To paraphrase Tertullianus, in the blood of laboratory animals, food animals and production animals lie the seeds of activism.
People who stand up for the rights of animals are not criminals. And they should not be criminalized having to sign contracts in which they declare they allegiance to the law. And neither should they be constantly harassed with the question: “and what do you think of radical animal activism.”
Just as representatives of the Liberal Party in the Netherlands are not asked to contractually distance themselves from the culture of greed at banks and insurance companies, those who support animal rights should not be distrusted out of hand because of their sympathy for animals.

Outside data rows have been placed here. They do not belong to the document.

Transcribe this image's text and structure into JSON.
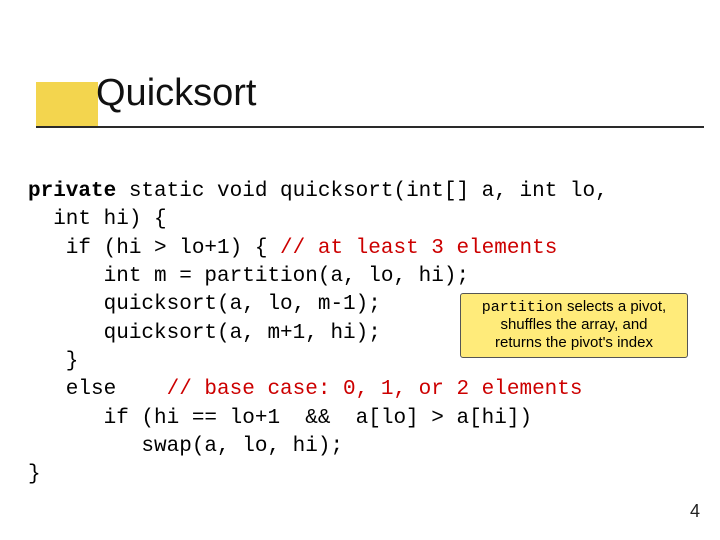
{
  "title": "Quicksort",
  "code": {
    "l1a": "private",
    "l1b": " static void quicksort(int[] a, int lo,",
    "l1c": "  int hi) {",
    "l2a": "   if (hi > lo+1) { ",
    "l2b": "// at least 3 elements",
    "l3": "      int m = partition(a, lo, hi);",
    "l4": "      quicksort(a, lo, m-1);",
    "l5": "      quicksort(a, m+1, hi);",
    "l6": "   }",
    "l7a": "   else    ",
    "l7b": "// base case: 0, 1, or 2 elements",
    "l8": "      if (hi == lo+1  &&  a[lo] > a[hi])",
    "l9": "         swap(a, lo, hi);",
    "l10": "}"
  },
  "callout": {
    "word_mono": "partition",
    "rest1": " selects a pivot,",
    "line2": "shuffles the array, and",
    "line3": "returns the pivot's index"
  },
  "slide_number": "4"
}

The job of the government is track down and try suspected felons and not to engage in imputation or insinuation against anyone.
Niko Koffeman, Party for the Animals senator in the Dutch Upper House of Parliament.
More news: last week, Spanish magazine ‘20 minutos’ held an election for the world’s ‘most beautiful’ politicians. And wouldn’t you know it, I currently hold the 15th spot! And you can still vote ;-)
A little odd, actually, that this election assumes beautiful politicians necessarily have to be women. Well, in any case, I’d rather see Spaniards women-watching than bull-fighting.